DWSD received confirmation from GLWA indicating that the most recent round of testing shows no bacterial contamination in Detroit’s water supply. Two rounds of multiple samples were tested by GLWA indicating the water meets the Safe Drinking Water Act.

The Michigan Department of Environmental Quality (MDEQ) standard for issuing a boil water advisory occurs when water pressure decreases to below 20 pounds per square inch (PSI). During the water main break, Detroit’s pressure fell to 16 PSI in the defined area, therefore the advisory was issued as a precaution.

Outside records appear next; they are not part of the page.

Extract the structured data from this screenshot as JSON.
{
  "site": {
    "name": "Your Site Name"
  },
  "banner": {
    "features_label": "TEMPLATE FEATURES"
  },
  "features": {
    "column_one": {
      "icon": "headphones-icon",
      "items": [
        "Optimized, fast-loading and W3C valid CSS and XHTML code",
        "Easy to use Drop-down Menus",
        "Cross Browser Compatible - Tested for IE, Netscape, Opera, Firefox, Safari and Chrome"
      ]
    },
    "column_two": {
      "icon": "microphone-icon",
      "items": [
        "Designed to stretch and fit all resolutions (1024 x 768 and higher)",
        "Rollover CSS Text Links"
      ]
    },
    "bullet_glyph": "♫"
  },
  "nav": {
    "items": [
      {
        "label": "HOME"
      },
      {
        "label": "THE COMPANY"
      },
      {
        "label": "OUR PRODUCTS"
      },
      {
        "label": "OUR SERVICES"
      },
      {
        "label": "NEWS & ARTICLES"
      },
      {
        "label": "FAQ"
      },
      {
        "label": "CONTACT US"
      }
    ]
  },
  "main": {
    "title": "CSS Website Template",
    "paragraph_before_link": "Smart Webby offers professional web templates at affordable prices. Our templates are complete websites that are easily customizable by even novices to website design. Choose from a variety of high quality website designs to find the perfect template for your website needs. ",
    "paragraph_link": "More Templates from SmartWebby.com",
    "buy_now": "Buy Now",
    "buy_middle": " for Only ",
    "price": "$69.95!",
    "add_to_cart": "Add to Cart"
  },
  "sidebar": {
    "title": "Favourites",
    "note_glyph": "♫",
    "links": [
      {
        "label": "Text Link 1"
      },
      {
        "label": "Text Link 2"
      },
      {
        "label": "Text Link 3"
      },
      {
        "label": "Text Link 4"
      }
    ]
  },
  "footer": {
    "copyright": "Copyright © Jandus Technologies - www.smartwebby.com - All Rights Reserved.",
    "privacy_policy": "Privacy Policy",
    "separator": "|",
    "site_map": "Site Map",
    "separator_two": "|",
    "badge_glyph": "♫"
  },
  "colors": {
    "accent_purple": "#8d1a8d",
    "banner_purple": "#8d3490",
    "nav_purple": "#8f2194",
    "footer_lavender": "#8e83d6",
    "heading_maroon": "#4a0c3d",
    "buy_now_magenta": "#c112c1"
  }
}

There were other parts of the city experiencing low water pressure over the weekend, but not due to the significant drop in pressure necessary to expand the advisory area. 

While the boil water advisory has been lifted, DWSD recommends that if water has not been used for six hours or more, water should run from the tap until it is cold and continue to run for an additional two minutes for fresh water


The advisory was due to a 42 inch main breaking at McDougall and Larned streets in Detroit late Sunday. The outage affected residents in the surrounding neighborhoods, more than 90,000 downtown office workers and guests for the North American International Auto Show.